To aim for a publication of the series to this reflection and contextualization of he aspects make sense.
There has been surprisingly a lot of in depth critique and unwillingness to understand technology as pat of this investigation. I do agree that a lot if not most of the currently “exciting” project and works in the area of technology are born out of the technology itself aiming back at the technology without creating some sort of context. Nevertheless the technologies are so fast entering into everyday life (at least for the middle class) that neglecting this area of research by the technology by social researcher, geographers and health experts will definitely put them in a bad position to continue. Even in this, the time aspect is a topic and related to technology time has definitely speed up.
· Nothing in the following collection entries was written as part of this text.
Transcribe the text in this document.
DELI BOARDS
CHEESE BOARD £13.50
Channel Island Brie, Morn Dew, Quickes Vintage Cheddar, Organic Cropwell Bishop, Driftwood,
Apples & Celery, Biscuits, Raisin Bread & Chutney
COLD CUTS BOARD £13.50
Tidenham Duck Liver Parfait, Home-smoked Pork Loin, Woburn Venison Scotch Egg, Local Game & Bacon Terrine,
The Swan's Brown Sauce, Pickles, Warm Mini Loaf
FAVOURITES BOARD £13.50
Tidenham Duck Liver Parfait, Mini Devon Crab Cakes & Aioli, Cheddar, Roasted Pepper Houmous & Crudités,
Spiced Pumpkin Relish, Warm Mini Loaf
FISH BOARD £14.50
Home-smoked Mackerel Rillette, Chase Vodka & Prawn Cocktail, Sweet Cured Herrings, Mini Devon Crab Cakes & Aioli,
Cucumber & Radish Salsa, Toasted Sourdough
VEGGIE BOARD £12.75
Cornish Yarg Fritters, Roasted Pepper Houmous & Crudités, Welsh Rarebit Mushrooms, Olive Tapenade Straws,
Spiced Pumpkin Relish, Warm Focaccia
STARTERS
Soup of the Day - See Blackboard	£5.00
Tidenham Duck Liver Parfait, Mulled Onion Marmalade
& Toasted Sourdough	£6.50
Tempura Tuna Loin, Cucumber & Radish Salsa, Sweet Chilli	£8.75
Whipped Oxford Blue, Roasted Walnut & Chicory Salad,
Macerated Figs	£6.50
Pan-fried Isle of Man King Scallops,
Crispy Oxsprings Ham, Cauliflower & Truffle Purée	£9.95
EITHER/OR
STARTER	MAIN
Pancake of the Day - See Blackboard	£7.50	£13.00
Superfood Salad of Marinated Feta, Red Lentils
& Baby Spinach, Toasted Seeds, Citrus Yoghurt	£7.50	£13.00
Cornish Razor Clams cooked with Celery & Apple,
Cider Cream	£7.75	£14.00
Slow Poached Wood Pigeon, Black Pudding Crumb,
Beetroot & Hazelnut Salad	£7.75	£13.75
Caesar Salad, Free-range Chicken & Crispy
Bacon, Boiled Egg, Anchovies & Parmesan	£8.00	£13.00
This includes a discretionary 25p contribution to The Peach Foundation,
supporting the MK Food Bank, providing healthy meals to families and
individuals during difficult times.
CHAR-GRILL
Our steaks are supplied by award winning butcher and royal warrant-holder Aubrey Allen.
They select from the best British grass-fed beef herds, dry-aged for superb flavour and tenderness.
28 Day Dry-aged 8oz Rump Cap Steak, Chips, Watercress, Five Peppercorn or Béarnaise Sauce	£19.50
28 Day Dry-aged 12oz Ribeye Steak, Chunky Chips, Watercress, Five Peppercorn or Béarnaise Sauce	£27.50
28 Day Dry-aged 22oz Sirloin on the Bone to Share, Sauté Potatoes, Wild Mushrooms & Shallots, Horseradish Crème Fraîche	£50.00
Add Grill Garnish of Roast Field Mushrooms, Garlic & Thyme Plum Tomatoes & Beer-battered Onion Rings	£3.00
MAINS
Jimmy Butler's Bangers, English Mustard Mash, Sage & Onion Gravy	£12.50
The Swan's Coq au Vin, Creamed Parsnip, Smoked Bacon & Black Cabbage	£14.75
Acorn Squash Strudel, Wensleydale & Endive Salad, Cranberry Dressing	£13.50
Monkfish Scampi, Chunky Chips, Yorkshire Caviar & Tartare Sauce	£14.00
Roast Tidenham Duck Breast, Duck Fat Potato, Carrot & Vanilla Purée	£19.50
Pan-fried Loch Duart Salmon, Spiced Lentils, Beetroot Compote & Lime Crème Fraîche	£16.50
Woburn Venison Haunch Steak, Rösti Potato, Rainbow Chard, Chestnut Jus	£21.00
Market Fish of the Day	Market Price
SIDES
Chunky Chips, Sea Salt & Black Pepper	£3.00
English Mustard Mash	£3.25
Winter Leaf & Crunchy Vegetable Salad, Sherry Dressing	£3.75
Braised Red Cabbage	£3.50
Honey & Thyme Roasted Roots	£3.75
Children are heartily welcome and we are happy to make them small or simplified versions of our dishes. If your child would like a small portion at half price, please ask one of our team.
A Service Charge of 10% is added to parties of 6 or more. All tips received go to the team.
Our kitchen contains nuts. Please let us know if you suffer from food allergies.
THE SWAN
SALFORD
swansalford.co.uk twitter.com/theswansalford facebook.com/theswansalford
Picking up on the idea of slow and fast time I was surprised to hear so much about the old days. The old days and the current days as a concept of time organizations shines through in a number of contributions. This definitely raises the question if there is a real concept missing? Maybe even beyond this there is a lack of language and terms to talk bout time and to exchange ideas and concepts. In this respect the seminar and especially the series, as far as I can judge from the reviews, has and can in the future contribute quite a bit to the discussion around time.